Окутывает мурашковое молчание.

— Не многовато желаешь? — скупо отзывается босс.

— Думаете, продешевила? — озадачиваюсь своей непродуманности. А вдруг и правда, могу больше затребовать.

— Мне проще тебя закопать, — все же первая мысль была не лишена смысла и прозорливости.

— Повторяетесь, — ровно, хотя поджилки трясутся, как у зайца, лицом к лицу столкнувшегося с волком. — Но если бы было проще, — поясняю спокойно, — я бы давно кушала землю.

Опять молчим.

— На самом деле, для вас вообще ничего не будет стоить мое молчание, а закапывание, наоборот, обернется нервотрепкой и неприятностями.

— Ваше, — поправляет Шувалов. — Ваше молчание!

— Мое, — не менее упряма. — За других не скажу, хоть узакапывайтесь. Селиверстов — единственный сын.

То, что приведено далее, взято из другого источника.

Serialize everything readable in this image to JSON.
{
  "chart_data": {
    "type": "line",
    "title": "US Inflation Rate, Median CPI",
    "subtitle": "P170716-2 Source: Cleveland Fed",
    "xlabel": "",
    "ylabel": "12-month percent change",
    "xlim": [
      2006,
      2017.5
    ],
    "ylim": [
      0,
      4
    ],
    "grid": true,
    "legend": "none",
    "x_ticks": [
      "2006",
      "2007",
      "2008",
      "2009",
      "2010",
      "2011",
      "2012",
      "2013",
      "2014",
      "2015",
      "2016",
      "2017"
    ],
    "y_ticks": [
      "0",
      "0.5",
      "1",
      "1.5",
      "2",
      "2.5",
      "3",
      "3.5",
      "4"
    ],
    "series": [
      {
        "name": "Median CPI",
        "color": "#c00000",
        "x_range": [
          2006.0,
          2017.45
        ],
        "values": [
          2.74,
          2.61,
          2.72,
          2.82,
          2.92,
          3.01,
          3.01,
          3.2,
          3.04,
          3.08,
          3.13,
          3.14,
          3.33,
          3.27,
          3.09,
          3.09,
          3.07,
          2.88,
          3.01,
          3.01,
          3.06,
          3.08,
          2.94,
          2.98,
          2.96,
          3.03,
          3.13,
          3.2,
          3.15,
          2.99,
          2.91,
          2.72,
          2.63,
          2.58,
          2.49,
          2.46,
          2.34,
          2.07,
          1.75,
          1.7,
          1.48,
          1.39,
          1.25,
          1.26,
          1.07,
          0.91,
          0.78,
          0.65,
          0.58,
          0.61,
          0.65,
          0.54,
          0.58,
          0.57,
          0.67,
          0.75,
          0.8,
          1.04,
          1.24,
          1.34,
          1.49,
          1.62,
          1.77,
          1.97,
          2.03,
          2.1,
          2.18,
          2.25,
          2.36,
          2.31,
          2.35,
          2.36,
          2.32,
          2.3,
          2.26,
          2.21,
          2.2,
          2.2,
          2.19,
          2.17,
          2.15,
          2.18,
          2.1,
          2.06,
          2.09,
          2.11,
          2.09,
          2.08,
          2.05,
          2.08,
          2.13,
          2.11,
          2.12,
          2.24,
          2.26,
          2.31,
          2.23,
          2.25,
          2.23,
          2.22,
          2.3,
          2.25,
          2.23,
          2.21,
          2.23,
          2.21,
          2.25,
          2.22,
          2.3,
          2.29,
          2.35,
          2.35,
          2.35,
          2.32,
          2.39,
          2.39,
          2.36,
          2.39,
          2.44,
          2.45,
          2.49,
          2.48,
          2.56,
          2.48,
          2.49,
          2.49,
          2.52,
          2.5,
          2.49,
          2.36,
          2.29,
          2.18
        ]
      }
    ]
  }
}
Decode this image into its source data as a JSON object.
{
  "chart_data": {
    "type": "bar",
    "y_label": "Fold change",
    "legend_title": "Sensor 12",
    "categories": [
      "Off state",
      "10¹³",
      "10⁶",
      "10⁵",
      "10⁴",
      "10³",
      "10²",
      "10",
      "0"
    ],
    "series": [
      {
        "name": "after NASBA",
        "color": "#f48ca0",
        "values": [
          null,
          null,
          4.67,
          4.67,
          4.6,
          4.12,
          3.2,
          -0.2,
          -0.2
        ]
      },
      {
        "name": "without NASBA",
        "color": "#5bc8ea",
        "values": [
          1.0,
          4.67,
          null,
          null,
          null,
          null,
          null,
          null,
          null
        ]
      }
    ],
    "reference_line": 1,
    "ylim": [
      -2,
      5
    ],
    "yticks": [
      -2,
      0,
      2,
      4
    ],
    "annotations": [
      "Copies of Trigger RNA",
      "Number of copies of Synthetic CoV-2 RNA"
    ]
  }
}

Амалия в отчаянии…

— Мне нет до этого дела, — безлико. — Родион в этом не замешан.

— Зато в другом…

— У тебя нет никаких доказательств.

— Тогда к чему разговор?

— Хочу закрыть с тобой дело, и больше никогда не видеть. Хочу быть уверенным, что не приплетете брата к выходкам его… знакомых…

— Тачка Селиверстова. Она в гараже вашего брата.

— Знаю, — кивает босс. — Ты же понимаешь, что Родиону, по сути, и предъявить нечего?

— По сути — нет. Но есть моральная сторона. Есть честь, и есть молчание. Не я к вам пришла — вы приехали, значит, такие слова и понятия для вас — не пустой звук.

— Не представляешь насколько пустой, — холодно и впервые окидывает морозных взглядом. — Брат просил с тобой уладить вопрос, поэтому я здесь.

— Я буду молчать, обещаю, и про тачку Рыси тоже.